Alors que dans la vision traditionnelle chrétienne, celle de la "pierre angulaire", le mariage est considéré comme une relation essentielle pour bâtir une vie heureuse et réussie, dans la vision de la société en général, celle de la "pierre de finition", on ne se marie qu’après avoir atteint un certain niveau de réussite financière et personnelle.

Cela se traduit chez les chrétiens qui adoptent ce second schéma par des relations sexuelles en attendant de se marier ou le recours à la pornographie, souligne l’étude, ce qui, au-delà, aboutirait à des relations moins stables.

Les personnes vivant en concubinage auraient cinq fois plus de risques de rompre que celles qui sont mariées, et les conséquences d’une rupture après une longue cohabitation se ressentiraient dans les relations suivantes.

Interrogé par Fox News, DeGance a critiqué la primauté accordée au succès professionnel sur le foyer :

"On nous dit qu'il ne faut pas donner la priorité au mariage et à la fondation d’une famille, mais plutôt favoriser l'ascension professionnelle et la maximisation des revenus."

DeGance insiste sur l’absence de prise en compte par de nombreuses églises de cette entrée tardive dans le mariage qui conduit à la généralisation des relations sexuelles libres et à la pornographie, et il cite le sociologue Mark Regnurus, professeur à l'université du Texas à Austin et auteur de "Cheap Sex" : The Transformation of Men, Marriage, and Monogamy" (Sexe bon marché : la transformation des hommes, du mariage et de la monogamie) :

"Lorsque le sexe est bon marché - c’est-à-dire sous-évalué et non valorisé -, il finit par conduire au mariage comme "pierre de finition", c’est-à-dire à retarder la décision de se marier. Et la pornographie est une épidémie, elle augmente, de manière choquante, chez les jeunes femmes, ainsi que chez les hommes. Et, de plus en plus, les hommes en particulier sont tout simplement incapables de former les types de relations qui peuvent mener à un mariage sain à cause de la pornographie."

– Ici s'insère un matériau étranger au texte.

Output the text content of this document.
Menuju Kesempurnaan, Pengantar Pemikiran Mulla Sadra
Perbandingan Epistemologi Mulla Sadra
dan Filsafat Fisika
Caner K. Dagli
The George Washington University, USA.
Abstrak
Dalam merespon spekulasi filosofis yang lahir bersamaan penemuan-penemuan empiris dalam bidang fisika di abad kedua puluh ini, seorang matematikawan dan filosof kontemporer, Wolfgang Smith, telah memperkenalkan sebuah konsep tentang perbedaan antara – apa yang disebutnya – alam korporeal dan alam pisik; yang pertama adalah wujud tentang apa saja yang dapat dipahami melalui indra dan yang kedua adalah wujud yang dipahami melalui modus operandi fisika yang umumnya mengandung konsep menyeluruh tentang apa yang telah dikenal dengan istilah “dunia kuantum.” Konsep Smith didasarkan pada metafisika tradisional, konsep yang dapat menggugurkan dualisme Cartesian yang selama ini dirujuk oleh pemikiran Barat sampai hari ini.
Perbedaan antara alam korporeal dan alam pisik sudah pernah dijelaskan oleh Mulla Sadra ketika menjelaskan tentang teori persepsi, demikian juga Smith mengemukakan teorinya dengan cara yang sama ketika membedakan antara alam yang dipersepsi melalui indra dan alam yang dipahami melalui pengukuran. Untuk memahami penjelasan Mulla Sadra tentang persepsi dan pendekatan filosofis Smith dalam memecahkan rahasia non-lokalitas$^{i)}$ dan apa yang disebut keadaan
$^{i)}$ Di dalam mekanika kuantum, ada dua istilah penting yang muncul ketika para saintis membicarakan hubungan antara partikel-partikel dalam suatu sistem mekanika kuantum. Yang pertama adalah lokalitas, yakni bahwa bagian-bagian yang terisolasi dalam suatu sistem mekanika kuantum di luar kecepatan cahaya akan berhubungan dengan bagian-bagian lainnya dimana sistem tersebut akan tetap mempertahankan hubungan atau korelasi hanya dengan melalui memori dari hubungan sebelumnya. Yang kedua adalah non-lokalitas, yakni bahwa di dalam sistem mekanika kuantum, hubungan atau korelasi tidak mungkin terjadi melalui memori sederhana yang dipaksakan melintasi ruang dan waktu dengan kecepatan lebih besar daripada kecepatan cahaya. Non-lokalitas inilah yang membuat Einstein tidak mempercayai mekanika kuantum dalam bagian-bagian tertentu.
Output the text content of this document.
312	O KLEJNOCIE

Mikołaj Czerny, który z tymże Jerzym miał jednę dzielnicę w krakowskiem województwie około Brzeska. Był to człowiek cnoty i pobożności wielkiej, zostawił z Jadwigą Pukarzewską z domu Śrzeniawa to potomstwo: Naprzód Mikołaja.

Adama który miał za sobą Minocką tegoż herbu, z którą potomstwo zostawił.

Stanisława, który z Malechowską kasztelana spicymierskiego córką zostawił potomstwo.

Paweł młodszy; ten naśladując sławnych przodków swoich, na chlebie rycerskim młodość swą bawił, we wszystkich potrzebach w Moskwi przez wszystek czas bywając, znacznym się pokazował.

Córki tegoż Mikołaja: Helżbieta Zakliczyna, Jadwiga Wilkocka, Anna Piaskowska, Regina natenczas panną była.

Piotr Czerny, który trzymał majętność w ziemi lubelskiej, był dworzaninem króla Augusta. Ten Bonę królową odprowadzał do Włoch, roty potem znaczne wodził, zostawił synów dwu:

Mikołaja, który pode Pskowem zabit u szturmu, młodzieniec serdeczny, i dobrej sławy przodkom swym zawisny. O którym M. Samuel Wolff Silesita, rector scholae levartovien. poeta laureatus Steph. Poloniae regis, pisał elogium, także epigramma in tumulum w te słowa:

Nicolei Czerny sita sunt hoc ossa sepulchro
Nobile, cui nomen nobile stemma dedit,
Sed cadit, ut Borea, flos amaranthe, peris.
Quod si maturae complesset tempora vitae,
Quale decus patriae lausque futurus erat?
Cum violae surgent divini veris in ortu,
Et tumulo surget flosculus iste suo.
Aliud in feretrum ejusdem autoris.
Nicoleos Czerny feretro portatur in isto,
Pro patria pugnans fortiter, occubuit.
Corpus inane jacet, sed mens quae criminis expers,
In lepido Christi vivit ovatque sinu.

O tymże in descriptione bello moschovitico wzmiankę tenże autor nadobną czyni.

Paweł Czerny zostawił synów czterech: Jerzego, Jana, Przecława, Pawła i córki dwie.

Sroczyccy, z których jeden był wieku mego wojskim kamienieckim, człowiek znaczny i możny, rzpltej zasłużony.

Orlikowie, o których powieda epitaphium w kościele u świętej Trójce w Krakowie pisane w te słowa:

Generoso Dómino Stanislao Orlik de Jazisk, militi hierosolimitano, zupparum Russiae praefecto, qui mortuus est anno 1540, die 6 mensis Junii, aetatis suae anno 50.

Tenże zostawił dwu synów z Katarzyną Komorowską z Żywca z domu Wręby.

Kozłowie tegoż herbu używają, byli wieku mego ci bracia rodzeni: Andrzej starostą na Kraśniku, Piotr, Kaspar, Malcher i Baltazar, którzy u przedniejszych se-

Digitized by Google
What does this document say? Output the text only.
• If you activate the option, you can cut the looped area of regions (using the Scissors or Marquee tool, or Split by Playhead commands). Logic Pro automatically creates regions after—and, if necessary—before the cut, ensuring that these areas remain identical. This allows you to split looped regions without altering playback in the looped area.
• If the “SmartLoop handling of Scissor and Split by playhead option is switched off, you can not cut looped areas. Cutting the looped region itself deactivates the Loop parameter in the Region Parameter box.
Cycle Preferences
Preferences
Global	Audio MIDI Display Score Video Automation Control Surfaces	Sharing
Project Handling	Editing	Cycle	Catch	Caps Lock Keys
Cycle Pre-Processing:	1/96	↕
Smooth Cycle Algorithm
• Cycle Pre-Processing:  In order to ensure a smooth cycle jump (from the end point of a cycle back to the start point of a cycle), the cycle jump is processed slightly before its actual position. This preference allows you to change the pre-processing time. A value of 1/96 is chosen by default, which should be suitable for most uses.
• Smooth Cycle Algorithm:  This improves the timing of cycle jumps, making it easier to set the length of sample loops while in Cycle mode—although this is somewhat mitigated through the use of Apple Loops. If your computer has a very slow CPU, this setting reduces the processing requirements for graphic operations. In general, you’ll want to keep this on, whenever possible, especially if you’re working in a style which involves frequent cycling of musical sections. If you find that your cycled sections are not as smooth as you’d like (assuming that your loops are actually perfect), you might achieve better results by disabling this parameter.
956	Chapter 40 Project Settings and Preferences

DeGance raconte qu’une femme lui a récemmet dit que ses deux filles avaient rompu six fois de suite avec des chrétiens qui ne pouvaient se défaire de leur dépendance à la pornographie.

Pour lui, les églises ne prennent pas assez au sérieux le sujet alors que l’âge moyen auquel les enfants y sont exposés pour la première fois est inférieur à 10 ans :

"Nous vivons à une époque étrange, dans un monde paradoxalement puritain, où le sexe est partout autour de nous, mais où nous ne voulons pas vraiment en parler. Le sexe est partout, sauf dans nos églises, et je veux dire par là que nous devons être capables de parler de manière saine de la sexualité dans le cadre du mariage chrétien, et de ce à quoi ressemblent des relations sexuelles et un mariage authentiques, qui donnent la vie."

Communio s’appuie notamment sur les recherches menées par le Dr Paul Vitz, professeur émérite de psychologie à l'Université de New York selon lesquelles la paternité hors mariage ne produit pas les styles parentaux qui conduisent à la fois à l’épanouissement humain des enfants et à un modèle de foi adéquat.

Pour Vitz, l’incapacité d’un enfant à développer un attachement sain à son père se manifeste souvent par la perte de la foi, l’intérêt pour la spiritualité New Age ou l’agnosticisme. Pour DeGance, la grande majorité des sondages révèlent cependant que les jeunes veulent toujours se marier mais ne le peuvent pas.

Il considère que les églises ont un rôle à jouer en devenant des écoles d’amour :

"Elles peuvent aider les gens à bien discerner les relations, à nouer des relations amoureuses saines qui peuvent mener au mariage et à aider les chrétiens qui se sont mariés à avoir un mariage florissant et sain centré sur le Christ."